If the Coast Guard boards a boat and discovers marijuana on board the officers will confiscate it, and if there is more than an ounce, the suspected offender will receive a citation and fine, according to Cynthia Oldham, of the Coast Guard. Anyone deemed to be operating a boat under the influence of marijuana or other intoxicants will be taken into custody and turned over to law enforcement on shore, she said.
The Coast Guard has other installations in Massachusetts, including Woods Hole, New Bedford and Weymouth, according to its website.
According to the pro-marijuana advocacy group NORML, the federal penalty for first-time possession of marijuana is up to a year incarceration and a $1,000 fine. Elikann said defendants are usually surprised to wind up in federal court for marijuana possession.
“I think they’re very surprised that there’s federal jurisdiction,” he said.
The U.S. Postal Inspection Service already has dedicated postal inspectors tasked with intercepting illegal drugs in packages, according to public information officer Emily Spera. She said legalization in Massachusetts might increase the number of suspicious packages located.
Massachusetts houses six major military installations: Hanscom Air Force Base, Natick Soldier Systems Center, Joint Base Cape Cod, Fort Devens, Westover Air Force Reserve Base and Barnes Air National Guard Base.
Military installations are covered under federal law, which prohibits marijuana possession, while the specifics of law enforcement varies base-to-base, according to Ben Sakrisson, a spokesman for the U.S. Department of Defense.

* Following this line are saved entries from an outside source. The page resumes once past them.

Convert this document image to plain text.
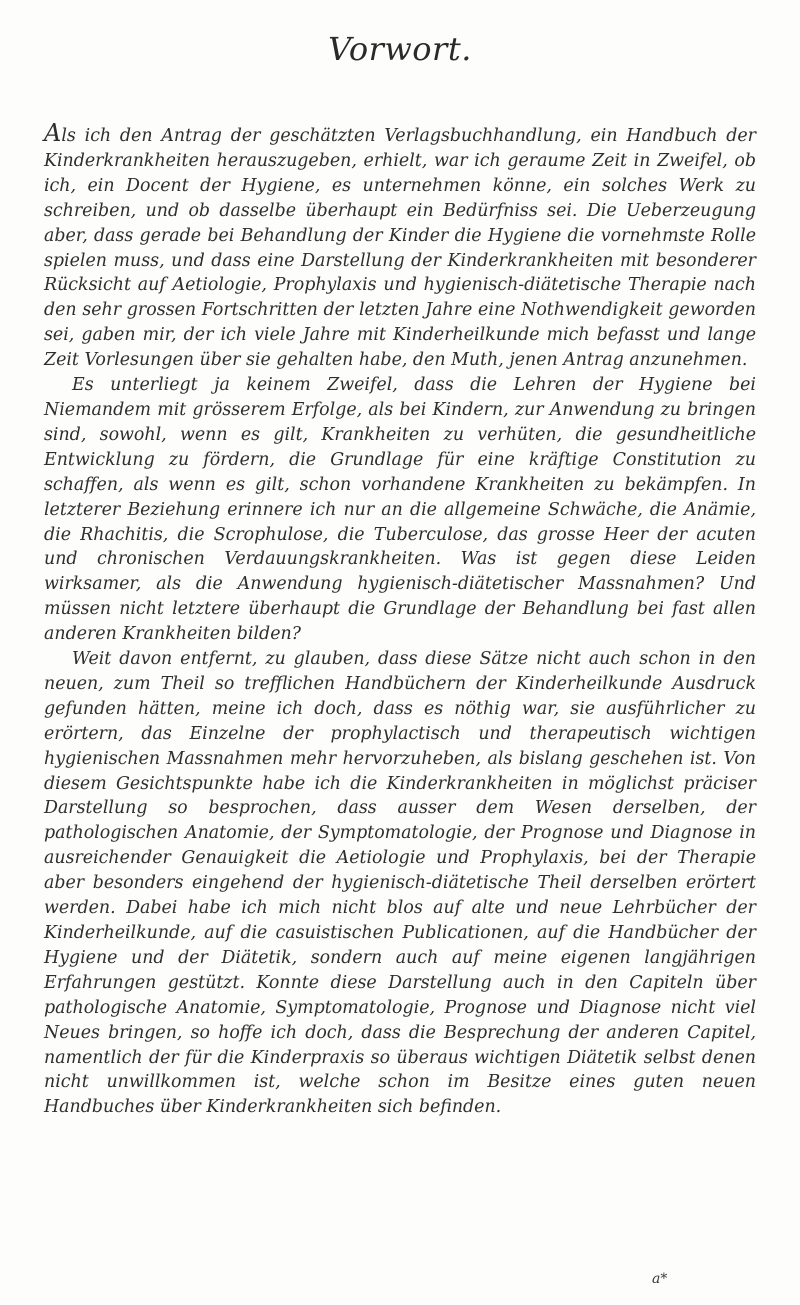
Vorwort.

Als ich den Antrag der geschätzten Verlagsbuchhandlung, ein Handbuch der Kinderkrankheiten herauszugeben, erhielt, war ich geraume Zeit in Zweifel, ob ich, ein Docent der Hygiene, es unternehmen könne, ein solches Werk zu schreiben, und ob dasselbe überhaupt ein Bedürfniss sei. Die Ueberzeugung aber, dass gerade bei Behandlung der Kinder die Hygiene die vornehmste Rolle spielen muss, und dass eine Darstellung der Kinderkrankheiten mit besonderer Rücksicht auf Aetiologie, Prophylaxis und hygienisch-diätetische Therapie nach den sehr grossen Fortschritten der letzten Jahre eine Nothwendigkeit geworden sei, gaben mir, der ich viele Jahre mit Kinderheilkunde mich befasst und lange Zeit Vorlesungen über sie gehalten habe, den Muth, jenen Antrag anzunehmen.

Es unterliegt ja keinem Zweifel, dass die Lehren der Hygiene bei Niemandem mit grösserem Erfolge, als bei Kindern, zur Anwendung zu bringen sind, sowohl, wenn es gilt, Krankheiten zu verhüten, die gesundheitliche Entwicklung zu fördern, die Grundlage für eine kräftige Constitution zu schaffen, als wenn es gilt, schon vorhandene Krankheiten zu bekämpfen. In letzterer Beziehung erinnere ich nur an die allgemeine Schwäche, die Anämie, die Rhachitis, die Scrophulose, die Tuberculose, das grosse Heer der acuten und chronischen Verdauungskrankheiten. Was ist gegen diese Leiden wirksamer, als die Anwendung hygienisch-diätetischer Massnahmen? Und müssen nicht letztere überhaupt die Grundlage der Behandlung bei fast allen anderen Krankheiten bilden?

Weit davon entfernt, zu glauben, dass diese Sätze nicht auch schon in den neuen, zum Theil so trefflichen Handbüchern der Kinderheilkunde Ausdruck gefunden hätten, meine ich doch, dass es nöthig war, sie ausführlicher zu erörtern, das Einzelne der prophylactisch und therapeutisch wichtigen hygienischen Massnahmen mehr hervorzuheben, als bislang geschehen ist. Von diesem Gesichtspunkte habe ich die Kinderkrankheiten in möglichst präciser Darstellung so besprochen, dass ausser dem Wesen derselben, der pathologischen Anatomie, der Symptomatologie, der Prognose und Diagnose in ausreichender Genauigkeit die Aetiologie und Prophylaxis, bei der Therapie aber besonders eingehend der hygienisch-diätetische Theil derselben erörtert werden. Dabei habe ich mich nicht blos auf alte und neue Lehrbücher der Kinderheilkunde, auf die casuistischen Publicationen, auf die Handbücher der Hygiene und der Diätetik, sondern auch auf meine eigenen langjährigen Erfahrungen gestützt. Konnte diese Darstellung auch in den Capiteln über pathologische Anatomie, Symptomatologie, Prognose und Diagnose nicht viel Neues bringen, so hoffe ich doch, dass die Besprechung der anderen Capitel, namentlich der für die Kinderpraxis so überaus wichtigen Diätetik selbst denen nicht unwillkommen ist, welche schon im Besitze eines guten neuen Handbuches über Kinderkrankheiten sich befinden.

a*
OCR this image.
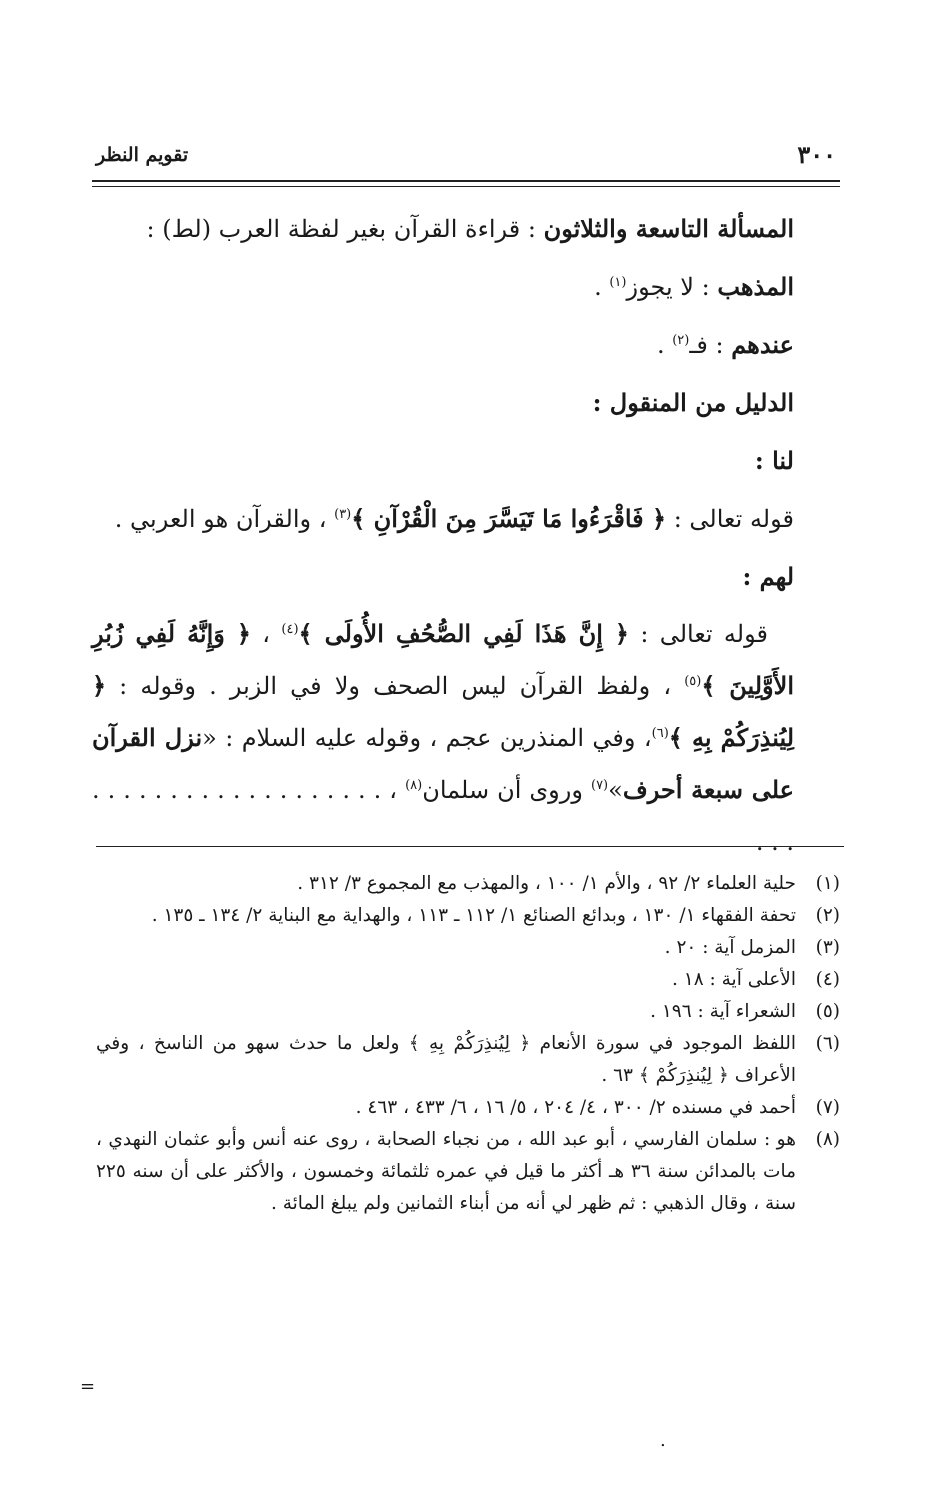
٣٠٠
تقويم النظر
المسألة التاسعة والثلاثون : قراءة القرآن بغير لفظة العرب (لط) :
المذهب : لا يجوز$^{(١)}$ .
عندهم : فـ$^{(٢)}$ .
الدليل من المنقول :
لنا :
قوله تعالى : ﴿ فَاقْرَءُوا مَا تَيَسَّرَ مِنَ الْقُرْآنِ ﴾$^{(٣)}$ ، والقرآن هو العربي .
لهم :
قوله تعالى : ﴿ إِنَّ هَذَا لَفِي الصُّحُفِ الأُولَى ﴾$^{(٤)}$ ، ﴿ وَإِنَّهُ لَفِي زُبُرِ الأَوَّلِينَ ﴾$^{(٥)}$ ، ولفظ القرآن ليس الصحف ولا في الزبر . وقوله : ﴿ لِيُنذِرَكُمْ بِهِ ﴾$^{(٦)}$، وفي المنذرين عجم ، وقوله عليه السلام : «نزل القرآن على سبعة أحرف»$^{(٧)}$ وروى أن سلمان$^{(٨)}$ ، . . . . . . . . . . . . . . . . . . . . . .
(١)
حلية العلماء ٢/ ٩٢ ، والأم ١/ ١٠٠ ، والمهذب مع المجموع ٣/ ٣١٢ .
(٢)
تحفة الفقهاء ١/ ١٣٠ ، وبدائع الصنائع ١/ ١١٢ ـ ١١٣ ، والهداية مع البناية ٢/ ١٣٤ ـ ١٣٥ .
(٣)
المزمل آية : ٢٠ .
(٤)
الأعلى آية : ١٨ .
(٥)
الشعراء آية : ١٩٦ .
(٦)
اللفظ الموجود في سورة الأنعام ﴿ لِيُنذِرَكُمْ بِهِ ﴾ ولعل ما حدث سهو من الناسخ ، وفي الأعراف ﴿ لِيُنذِرَكُمْ ﴾ ٦٣ .
(٧)
أحمد في مسنده ٢/ ٣٠٠ ، ٤/ ٢٠٤ ، ٥/ ١٦ ، ٦/ ٤٣٣ ، ٤٦٣ .
(٨)
هو : سلمان الفارسي ، أبو عبد الله ، من نجباء الصحابة ، روى عنه أنس وأبو عثمان النهدي ، مات بالمدائن سنة ٣٦ هـ أكثر ما قيل في عمره ثلثمائة وخمسون ، والأكثر على أن سنه ٢٢٥ سنة ، وقال الذهبي : ثم ظهر لي أنه من أبناء الثمانين ولم يبلغ المائة .
=
.
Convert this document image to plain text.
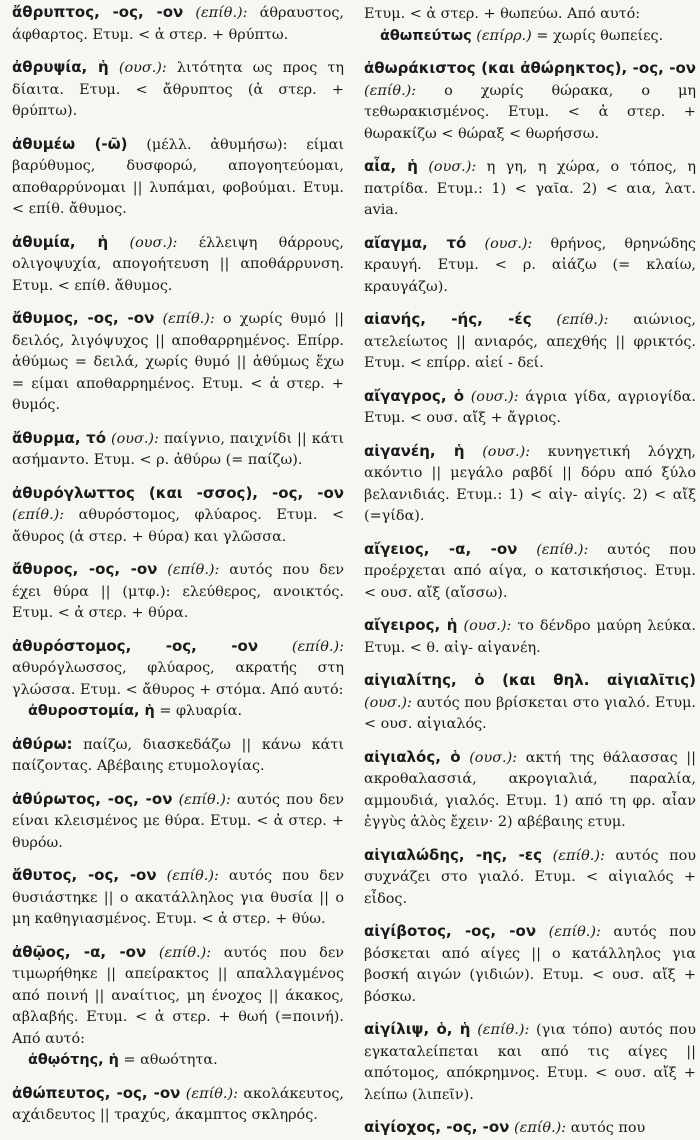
ἄθρυπτος, -ος, -ον (επίθ.): άθραυστος, άφθαρτος. Ετυμ. < ἀ στερ. + θρύπτω.

ἀθρυψία, ἡ (ουσ.): λιτότητα ως προς τη δίαιτα. Ετυμ. < ἄθρυπτος (ἀ στερ. + θρύπτω).

ἀθυμέω (-ῶ) (μέλλ. ἀθυμήσω): είμαι βαρύθυμος, δυσφορώ, απογοητεύομαι, αποθαρρύνομαι || λυπάμαι, φοβούμαι. Ετυμ. < επίθ. ἄθυμος.

ἀθυμία, ἡ (ουσ.): έλλειψη θάρρους, ολιγοψυχία, απογοήτευση || αποθάρρυνση. Ετυμ. < επίθ. ἄθυμος.

ἄθυμος, -ος, -ον (επίθ.): ο χωρίς θυμό || δειλός, λιγόψυχος || αποθαρρημένος. Επίρρ. ἀθύμως = δειλά, χωρίς θυμό || ἀθύμως ἔχω = είμαι αποθαρρημένος. Ετυμ. < ἀ στερ. + θυμός.

ἄθυρμα, τό (ουσ.): παίγνιο, παιχνίδι || κάτι ασήμαντο. Ετυμ. < ρ. ἀθύρω (= παίζω).

ἀθυρόγλωττος (και -σσος), -ος, -ον (επίθ.): αθυρόστομος, φλύαρος. Ετυμ. < ἄθυρος (ἀ στερ. + θύρα) και γλῶσσα.

ἄθυρος, -ος, -ον (επίθ.): αυτός που δεν έχει θύρα || (μτφ.): ελεύθερος, ανοικτός. Ετυμ. < ἀ στερ. + θύρα.

ἀθυρόστομος, -ος, -ον (επίθ.): αθυρόγλωσσος, φλύαρος, ακρατής στη γλώσσα. Ετυμ. < ἄθυρος + στόμα. Από αυτό:
ἀθυροστομία, ἡ = φλυαρία.

ἀθύρω: παίζω, διασκεδάζω || κάνω κάτι παίζοντας. Αβέβαιης ετυμολογίας.

ἀθύρωτος, -ος, -ον (επίθ.): αυτός που δεν είναι κλεισμένος με θύρα. Ετυμ. < ἀ στερ. + θυρόω.

ἄθυτος, -ος, -ον (επίθ.): αυτός που δεν θυσιάστηκε || ο ακατάλληλος για θυσία || ο μη καθηγιασμένος. Ετυμ. < ἀ στερ. + θύω.

ἀθῷος, -α, -ον (επίθ.): αυτός που δεν τιμωρήθηκε || απείρακτος || απαλλαγμένος από ποινή || αναίτιος, μη ένοχος || άκακος, αβλαβής. Ετυμ. < ἀ στερ. + θωή (=ποινή). Από αυτό:
ἀθῳότης, ἡ = αθωότητα.

ἀθώπευτος, -ος, -ον (επίθ.): ακολάκευτος, αχάιδευτος || τραχύς, άκαμπτος σκληρός.

Ετυμ. < ἀ στερ. + θωπεύω. Από αυτό:
ἀθωπεύτως (επίρρ.) = χωρίς θωπείες.

ἀθωράκιστος (και ἀθώρηκτος), -ος, -ον (επίθ.): ο χωρίς θώρακα, ο μη τεθωρακισμένος. Ετυμ. < ἀ στερ. + θωρακίζω < θώραξ < θωρήσσω.

αἶα, ἡ (ουσ.): η γη, η χώρα, ο τόπος, η πατρίδα. Ετυμ.: 1) < γαῖα. 2) < αια, λατ. avia.

αἴαγμα, τό (ουσ.): θρήνος, θρηνώδης κραυγή. Ετυμ. < ρ. αἰάζω (= κλαίω, κραυγάζω).

αἰανής, -ής, -ές (επίθ.): αιώνιος, ατελείωτος || ανιαρός, απεχθής || φρικτός. Ετυμ. < επίρρ. αἰεί - δεί.

αἴγαγρος, ὁ (ουσ.): άγρια γίδα, αγριογίδα. Ετυμ. < ουσ. αἴξ + ἄγριος.

αἰγανέη, ἡ (ουσ.): κυνηγετική λόγχη, ακόντιο || μεγάλο ραβδί || δόρυ από ξύλο βελανιδιάς. Ετυμ.: 1) < αἰγ- αἰγίς. 2) < αἴξ (=γίδα).

αἴγειος, -α, -ον (επίθ.): αυτός που προέρχεται από αίγα, ο κατσικήσιος. Ετυμ. < ουσ. αἴξ (αἴσσω).

αἴγειρος, ἡ (ουσ.): το δένδρο μαύρη λεύκα. Ετυμ. < θ. αἰγ- αἰγανέη.

αἰγιαλίτης, ὁ (και θηλ. αἰγιαλῖτις) (ουσ.): αυτός που βρίσκεται στο γιαλό. Ετυμ. < ουσ. αἰγιαλός.

αἰγιαλός, ὁ (ουσ.): ακτή της θάλασσας || ακροθαλασσιά, ακρογιαλιά, παραλία, αμμουδιά, γιαλός. Ετυμ. 1) από τη φρ. αἶαν ἐγγὺς ἁλὸς ἔχειν· 2) αβέβαιης ετυμ.

αἰγιαλώδης, -ης, -ες (επίθ.): αυτός που συχνάζει στο γιαλό. Ετυμ. < αἰγιαλός + εἶδος.

αἰγίβοτος, -ος, -ον (επίθ.): αυτός που βόσκεται από αίγες || ο κατάλληλος για βοσκή αιγών (γιδιών). Ετυμ. < ουσ. αἴξ + βόσκω.

αἰγίλιψ, ὁ, ἡ (επίθ.): (για τόπο) αυτός που εγκαταλείπεται και από τις αίγες || απότομος, απόκρημνος. Ετυμ. < ουσ. αἴξ + λείπω (λιπεῖν).

αἰγίοχος, -ος, -ον (επίθ.): αυτός που
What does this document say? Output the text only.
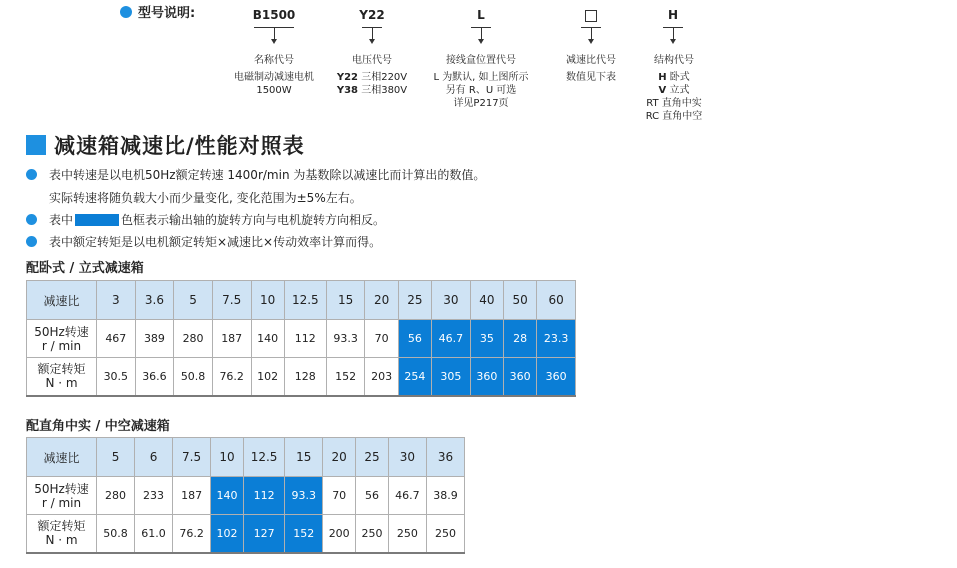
型号说明:	B1500	Y22	L	H
名称代号
电磁制动减速电机
1500W
电压代号
Y22 三相220V
Y38 三相380V
接线盒位置代号
L 为默认, 如上图所示
另有 R、U 可选
详见P217页
减速比代号
数值见下表
结构代号
H 卧式
V 立式
RT 直角中实
RC 直角中空
减速箱减速比/性能对照表
表中转速是以电机50Hz额定转速 1400r/min 为基数除以减速比而计算出的数值。
实际转速将随负载大小而少量变化, 变化范围为±5%左右。
表中	色框表示输出轴的旋转方向与电机旋转方向相反。
表中额定转矩是以电机额定转矩×减速比×传动效率计算而得。
配卧式 / 立式减速箱
减速比	3	3.6	5	7.5	10	12.5	15	20	25	30	40	50	60

50Hz转速
r / min	467	389	280	187	140	112	93.3	70	56	46.7	35	28	23.3

额定转矩
N · m	30.5	36.6	50.8	76.2	102	128	152	203	254	305	360	360	360
配直角中实 / 中空减速箱
减速比	5	6	7.5	10	12.5	15	20	25	30	36

50Hz转速
r / min	280	233	187	140	112	93.3	70	56	46.7	38.9

额定转矩
N · m	50.8	61.0	76.2	102	127	152	200	250	250	250
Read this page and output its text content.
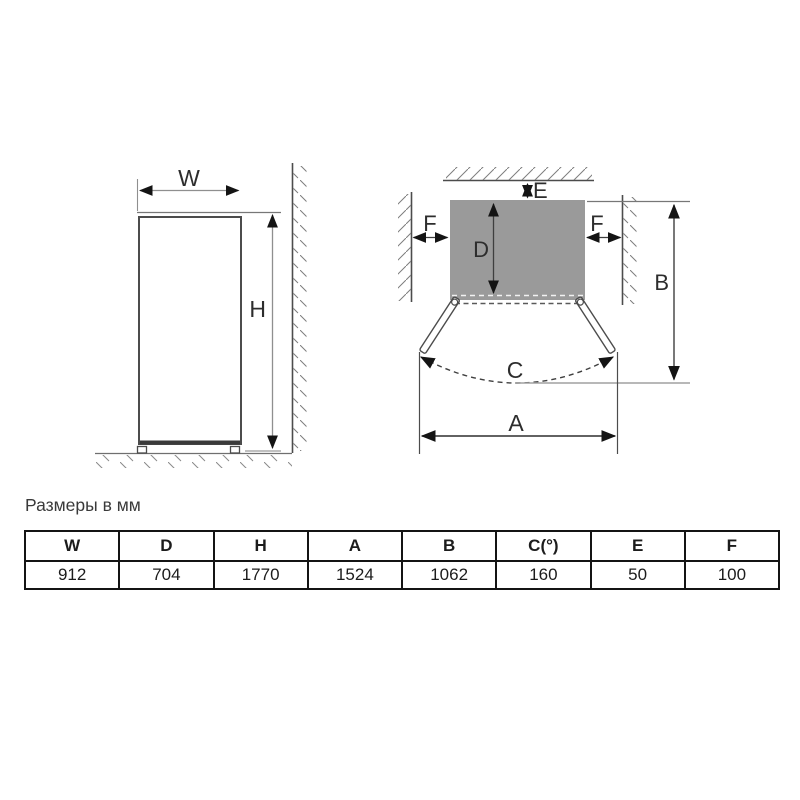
W
H
E
D
F	F
C
B
A
Размеры в мм
W	D	H	A	B	C(°)	E	F
912	704	1770	1524	1062	160	50	100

At Hanscom, military police handle low-level offenses, such as possession of a small amount of marijuana, according to Bedford Police Chief Robert Bongiorno, who said military police typically issue a federal summons for possession.
Members of the military face greater risks for violating the federal drug laws.
“The consequences for breaking this law could be career ending,” Hanscom public affairs wrote in an article posted Thursday. A military member subject to the Uniform Code of Military Justice who “wrongfully uses, possesses, manufactures, distributes” marijuana on- or off-base could face a court martial, according to the Hanscom article.
The federal prohibition on marijuana continues to apply to the Massachusetts National Guard, according to Col. James Sahady, who said a member of the Guard who is found to be in possession of marijuana or who tests positive for marijuana would be processed for discharge.
Bedford, Lexington, Lincoln and Concord have jurisdiction at Hanscom and historically, local officials have had responsibility for larger crimes, such as trafficking marijuana, Bongiorno said. He said officials at Hanscom have aimed to inform the base population that marijuana is still illegal there.
“I think what they’re really gearing for is really an education effort. They need to really remind their base population… that even though marijuana’s been legalized in Massachusetts, the military installation is a federal property and it’s still illegal under federal law,” Bongiorno said. He noted the drug is also still illegal at the Veterans Affairs medical center in the town.
The U.S. Drug Enforcement Administration continues to enforce the nation’s drug laws. A DEA press release from May reported that David Dulchinos of Easthampton was sentenced to 1.5 years imprisonment for distributing nearly 400 grams of cocaine and just under one ounce of marijuana.
Elikann said the FBI and DEA have jurisdiction over drug crimes across the country, but usually only investigate marijuana cases when there are “truckloads or boatloads” of the drug, not “some petty amount.”
“We do not have any artificial thresholds,” said DEA spokesman Russ Baer, who said the agency is primarily focused on Mexican cartels and violent, urban gangs. He said, “We don’t go after the drug consumer.”
A spokeswoman for U.S. Attorney Carmen Ortiz said she does not have stats on prosecution of less than an ounce of marijuana.